Prevalence and Risk Factors For Intestinal Nematodes Infections among Primary School Children at Kigeme Refugee Camp, Southern Province, Rwanda
Intestinal parasitic infections are common in camps of internally displaced people or refugees. Although, much has been done in Rwanda for their control in the general population, little is known about the prevalence among children in refugees’ camps.
The aim of this study was to determine the prevalence of intestinal nematodes infections and associated risk factors among primary school children at Kigeme refugee camp, southern province of Rwanda in 2021.

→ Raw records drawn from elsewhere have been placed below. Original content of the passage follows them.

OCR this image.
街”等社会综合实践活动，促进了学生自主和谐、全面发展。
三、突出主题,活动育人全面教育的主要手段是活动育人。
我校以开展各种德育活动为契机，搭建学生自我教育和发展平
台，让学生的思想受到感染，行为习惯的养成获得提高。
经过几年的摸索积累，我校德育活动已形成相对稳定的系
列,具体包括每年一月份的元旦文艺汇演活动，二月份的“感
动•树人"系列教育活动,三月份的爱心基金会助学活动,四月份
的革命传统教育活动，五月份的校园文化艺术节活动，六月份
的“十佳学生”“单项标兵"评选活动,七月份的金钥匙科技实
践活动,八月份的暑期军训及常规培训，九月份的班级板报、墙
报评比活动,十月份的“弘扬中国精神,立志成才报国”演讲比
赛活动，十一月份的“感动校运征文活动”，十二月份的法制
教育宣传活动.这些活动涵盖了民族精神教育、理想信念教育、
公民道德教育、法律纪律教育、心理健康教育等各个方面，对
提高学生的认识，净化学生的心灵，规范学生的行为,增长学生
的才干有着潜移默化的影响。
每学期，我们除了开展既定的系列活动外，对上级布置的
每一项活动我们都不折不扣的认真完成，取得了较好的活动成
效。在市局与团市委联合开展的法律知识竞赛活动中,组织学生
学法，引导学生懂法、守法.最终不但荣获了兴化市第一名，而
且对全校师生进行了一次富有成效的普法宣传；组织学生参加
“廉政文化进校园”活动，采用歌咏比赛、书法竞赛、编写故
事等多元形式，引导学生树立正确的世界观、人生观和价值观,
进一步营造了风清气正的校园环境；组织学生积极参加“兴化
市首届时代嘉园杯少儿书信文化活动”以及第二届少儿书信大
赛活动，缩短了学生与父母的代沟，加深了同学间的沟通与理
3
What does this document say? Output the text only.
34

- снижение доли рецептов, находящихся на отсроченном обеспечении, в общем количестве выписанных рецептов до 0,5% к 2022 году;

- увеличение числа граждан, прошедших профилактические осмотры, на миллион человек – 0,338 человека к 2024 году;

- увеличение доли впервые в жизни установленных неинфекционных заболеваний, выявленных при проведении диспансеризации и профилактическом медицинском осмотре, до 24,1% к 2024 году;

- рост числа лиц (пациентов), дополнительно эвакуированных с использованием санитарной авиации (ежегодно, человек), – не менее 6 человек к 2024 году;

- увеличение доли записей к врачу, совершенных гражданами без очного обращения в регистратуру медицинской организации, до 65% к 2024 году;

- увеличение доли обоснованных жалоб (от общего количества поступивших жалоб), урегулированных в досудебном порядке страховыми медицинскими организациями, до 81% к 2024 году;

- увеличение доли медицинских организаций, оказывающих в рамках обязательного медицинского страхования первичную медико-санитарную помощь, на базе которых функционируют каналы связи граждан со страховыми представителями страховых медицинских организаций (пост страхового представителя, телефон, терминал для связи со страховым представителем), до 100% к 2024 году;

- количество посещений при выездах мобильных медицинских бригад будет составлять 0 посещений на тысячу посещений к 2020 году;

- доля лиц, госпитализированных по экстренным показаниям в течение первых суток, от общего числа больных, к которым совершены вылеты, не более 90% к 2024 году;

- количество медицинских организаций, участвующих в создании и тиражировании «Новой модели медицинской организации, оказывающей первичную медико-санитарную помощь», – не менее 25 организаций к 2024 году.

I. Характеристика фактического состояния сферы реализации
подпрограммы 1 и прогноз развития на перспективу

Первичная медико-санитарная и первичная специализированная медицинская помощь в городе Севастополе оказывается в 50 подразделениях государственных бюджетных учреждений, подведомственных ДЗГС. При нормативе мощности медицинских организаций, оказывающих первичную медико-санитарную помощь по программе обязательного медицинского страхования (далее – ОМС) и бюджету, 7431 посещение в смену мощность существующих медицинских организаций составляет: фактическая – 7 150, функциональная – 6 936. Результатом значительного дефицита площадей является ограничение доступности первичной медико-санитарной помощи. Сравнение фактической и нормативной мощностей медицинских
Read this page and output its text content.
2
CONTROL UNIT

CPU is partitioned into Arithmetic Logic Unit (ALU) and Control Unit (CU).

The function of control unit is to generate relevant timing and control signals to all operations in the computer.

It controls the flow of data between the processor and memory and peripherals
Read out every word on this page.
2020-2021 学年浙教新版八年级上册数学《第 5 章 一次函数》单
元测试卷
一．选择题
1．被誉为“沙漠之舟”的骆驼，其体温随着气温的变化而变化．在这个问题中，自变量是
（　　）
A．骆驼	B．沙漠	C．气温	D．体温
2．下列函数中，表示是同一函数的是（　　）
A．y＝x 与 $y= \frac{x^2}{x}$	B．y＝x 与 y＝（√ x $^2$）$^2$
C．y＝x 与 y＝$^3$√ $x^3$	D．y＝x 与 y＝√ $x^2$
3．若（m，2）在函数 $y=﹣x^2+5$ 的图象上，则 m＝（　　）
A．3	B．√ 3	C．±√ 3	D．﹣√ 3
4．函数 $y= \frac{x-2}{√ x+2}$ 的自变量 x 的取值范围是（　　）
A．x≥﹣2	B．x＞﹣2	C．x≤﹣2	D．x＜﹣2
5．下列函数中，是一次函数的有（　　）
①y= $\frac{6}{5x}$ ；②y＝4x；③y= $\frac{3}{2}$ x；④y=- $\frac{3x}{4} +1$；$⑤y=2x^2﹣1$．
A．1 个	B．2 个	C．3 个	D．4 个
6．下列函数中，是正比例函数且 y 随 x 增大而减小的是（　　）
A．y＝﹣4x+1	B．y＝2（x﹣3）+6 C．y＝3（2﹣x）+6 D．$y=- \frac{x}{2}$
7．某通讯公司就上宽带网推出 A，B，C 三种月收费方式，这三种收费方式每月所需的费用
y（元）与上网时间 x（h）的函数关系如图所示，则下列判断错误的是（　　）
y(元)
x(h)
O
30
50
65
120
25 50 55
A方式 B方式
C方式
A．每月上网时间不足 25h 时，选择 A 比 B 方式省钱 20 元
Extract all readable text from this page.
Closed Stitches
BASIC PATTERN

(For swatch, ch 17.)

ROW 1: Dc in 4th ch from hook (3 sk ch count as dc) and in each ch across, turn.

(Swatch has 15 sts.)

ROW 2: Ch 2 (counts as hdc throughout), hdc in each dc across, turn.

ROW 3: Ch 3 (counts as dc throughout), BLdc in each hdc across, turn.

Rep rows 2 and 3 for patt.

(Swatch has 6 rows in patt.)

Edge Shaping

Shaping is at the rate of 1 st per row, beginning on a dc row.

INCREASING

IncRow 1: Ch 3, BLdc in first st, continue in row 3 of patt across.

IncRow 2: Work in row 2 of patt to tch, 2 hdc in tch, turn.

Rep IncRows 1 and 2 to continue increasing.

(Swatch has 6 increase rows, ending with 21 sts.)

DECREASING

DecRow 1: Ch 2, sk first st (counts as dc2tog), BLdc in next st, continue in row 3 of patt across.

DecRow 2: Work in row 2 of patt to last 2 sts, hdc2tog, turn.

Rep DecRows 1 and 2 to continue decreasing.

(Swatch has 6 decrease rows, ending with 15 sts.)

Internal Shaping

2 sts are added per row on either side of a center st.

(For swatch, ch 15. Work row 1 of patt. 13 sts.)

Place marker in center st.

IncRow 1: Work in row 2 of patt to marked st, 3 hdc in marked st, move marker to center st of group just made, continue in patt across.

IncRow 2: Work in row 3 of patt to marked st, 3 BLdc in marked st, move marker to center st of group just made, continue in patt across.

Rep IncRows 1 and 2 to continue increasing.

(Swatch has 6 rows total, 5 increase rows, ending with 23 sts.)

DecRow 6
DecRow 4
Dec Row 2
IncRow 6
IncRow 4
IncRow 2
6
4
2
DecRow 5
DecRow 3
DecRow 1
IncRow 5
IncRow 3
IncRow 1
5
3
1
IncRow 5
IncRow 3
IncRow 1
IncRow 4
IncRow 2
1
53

A cross sectional study was conducted; a total number of 383 stool samples were collected and examined using formal ether concentration technique.
Approximately, one out of two participants (48.0%) were found to be infected with at least one intestinal nematode. Ascaris lumbricoides was found to be most prevalent (81%), followed by Trichirus trichiura (7.1%) and hookworm (3.8%). Parental illiteracy was identified as a risk factor, while knowledge on transmission roots of intestinal nematodes was seen as a protective factor.
Family members and parental education in particular is key as far as prevention of intestinal nematodes infections is concerned. Enhancement of public health education about hygiene and sanitation as well as regular mass drug administration could be important in fighting against intestinal parasitic infections.